3 ~ Astéria ☆
« Rien n'est confus, sauf l'esprit. » — René Magritte
Je pousse la porte d'entrée et rentre dans ma maison, criant que je suis là. Sauf qu'il n'y a personne. J'oublie souvent que maintenant, mes parents rentrent tard tous les deux, s'évitant au maximum, et m'évitant par la même occasion. Je soupire et me fais chauffer de l'eau pour du thé à la cannelle. Je pourrais en boire des litres. Je prends quelques cookies et monte dans ma chambre avec ma tasse fumante que je pose sur mon bureau. Je m'y installe et décide de m'atteler à mes devoirs.
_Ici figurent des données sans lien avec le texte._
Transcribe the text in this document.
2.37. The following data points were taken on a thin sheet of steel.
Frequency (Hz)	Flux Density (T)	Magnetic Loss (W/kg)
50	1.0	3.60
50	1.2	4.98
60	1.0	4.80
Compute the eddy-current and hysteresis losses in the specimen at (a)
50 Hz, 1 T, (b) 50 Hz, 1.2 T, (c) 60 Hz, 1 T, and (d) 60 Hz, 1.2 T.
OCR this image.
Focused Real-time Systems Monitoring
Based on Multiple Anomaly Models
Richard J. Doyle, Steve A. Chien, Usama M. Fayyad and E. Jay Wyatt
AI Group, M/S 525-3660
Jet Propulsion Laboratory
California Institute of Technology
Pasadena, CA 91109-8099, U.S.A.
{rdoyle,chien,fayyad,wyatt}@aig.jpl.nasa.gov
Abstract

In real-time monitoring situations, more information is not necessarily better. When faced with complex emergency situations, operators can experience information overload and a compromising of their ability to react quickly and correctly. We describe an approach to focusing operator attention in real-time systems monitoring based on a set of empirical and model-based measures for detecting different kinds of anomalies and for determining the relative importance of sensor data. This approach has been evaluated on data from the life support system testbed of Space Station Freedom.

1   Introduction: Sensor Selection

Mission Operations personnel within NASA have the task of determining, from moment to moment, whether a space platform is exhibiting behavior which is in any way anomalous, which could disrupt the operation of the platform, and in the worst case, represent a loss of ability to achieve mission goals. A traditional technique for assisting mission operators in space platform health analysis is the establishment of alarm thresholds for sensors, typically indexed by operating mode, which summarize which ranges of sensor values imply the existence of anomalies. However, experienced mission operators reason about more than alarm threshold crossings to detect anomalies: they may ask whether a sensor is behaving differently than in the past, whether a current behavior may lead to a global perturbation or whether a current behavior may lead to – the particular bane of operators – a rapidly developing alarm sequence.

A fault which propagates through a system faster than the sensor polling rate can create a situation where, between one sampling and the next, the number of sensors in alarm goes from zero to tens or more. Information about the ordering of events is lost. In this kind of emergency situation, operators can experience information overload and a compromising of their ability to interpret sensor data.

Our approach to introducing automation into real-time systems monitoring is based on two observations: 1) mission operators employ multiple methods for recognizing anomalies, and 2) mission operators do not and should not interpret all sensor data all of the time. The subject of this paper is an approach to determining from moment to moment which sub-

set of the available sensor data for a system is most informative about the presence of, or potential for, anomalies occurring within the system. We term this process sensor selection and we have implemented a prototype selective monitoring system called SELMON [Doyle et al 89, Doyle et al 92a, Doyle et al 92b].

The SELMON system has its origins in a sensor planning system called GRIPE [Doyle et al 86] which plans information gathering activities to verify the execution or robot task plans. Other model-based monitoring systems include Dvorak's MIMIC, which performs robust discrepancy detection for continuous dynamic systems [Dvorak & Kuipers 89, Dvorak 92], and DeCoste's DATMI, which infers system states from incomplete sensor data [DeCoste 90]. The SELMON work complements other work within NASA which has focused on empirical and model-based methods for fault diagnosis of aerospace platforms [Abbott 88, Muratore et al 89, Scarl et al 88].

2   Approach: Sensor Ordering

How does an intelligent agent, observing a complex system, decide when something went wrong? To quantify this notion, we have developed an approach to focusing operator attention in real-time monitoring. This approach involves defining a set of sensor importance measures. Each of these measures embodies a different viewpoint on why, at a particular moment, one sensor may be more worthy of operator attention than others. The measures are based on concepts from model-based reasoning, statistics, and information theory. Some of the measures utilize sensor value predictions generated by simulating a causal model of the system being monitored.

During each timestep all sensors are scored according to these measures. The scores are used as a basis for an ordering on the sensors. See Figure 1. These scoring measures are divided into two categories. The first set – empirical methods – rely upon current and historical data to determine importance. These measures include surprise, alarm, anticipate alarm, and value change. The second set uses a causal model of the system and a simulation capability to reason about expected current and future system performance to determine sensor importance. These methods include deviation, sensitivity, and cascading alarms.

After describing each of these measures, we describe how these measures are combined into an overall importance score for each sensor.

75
Je fais d'abord les quelques exercices de mathématiques, puis je réponds aux questions du texte de littérature, toujours tiré du Paradis Perdu. Et je termine en revoyant ma leçon d'histoire que j'avais déjà apprise la veille. Je souffle de soulagement dès que j'ai fini. Je peux enfin reprendre mon pinceau pour terminer ma peinture de la veille.
Les murs de ma chambre et de la maison sont maculés de portraits et de tableaux faits par mes soins. Si au début j'aimais bien ça, aujourd'hui ça me pèse. Je ne supporte plus la moindre chose provenant de moi. Je regarde les choses comme elles me regardent, c'est-à-dire que je ne les vois pas. Elles ont les yeux clos, comme des étoiles fermées dans un ciel noir. Je m'arrête dans mon geste, mon pinceau à quelques envergures de la toile. Et si au lieu de faire quelque chose de réaliste, je faisais quelque chose de complètement irréel, illogique ? Je souris et plonge mon pinceau dans l'eau pour le rincer. Ce ne sera pas du beige rosé, mais du beige bleuté, puis du violet, du noir, du bleu marine, du rose.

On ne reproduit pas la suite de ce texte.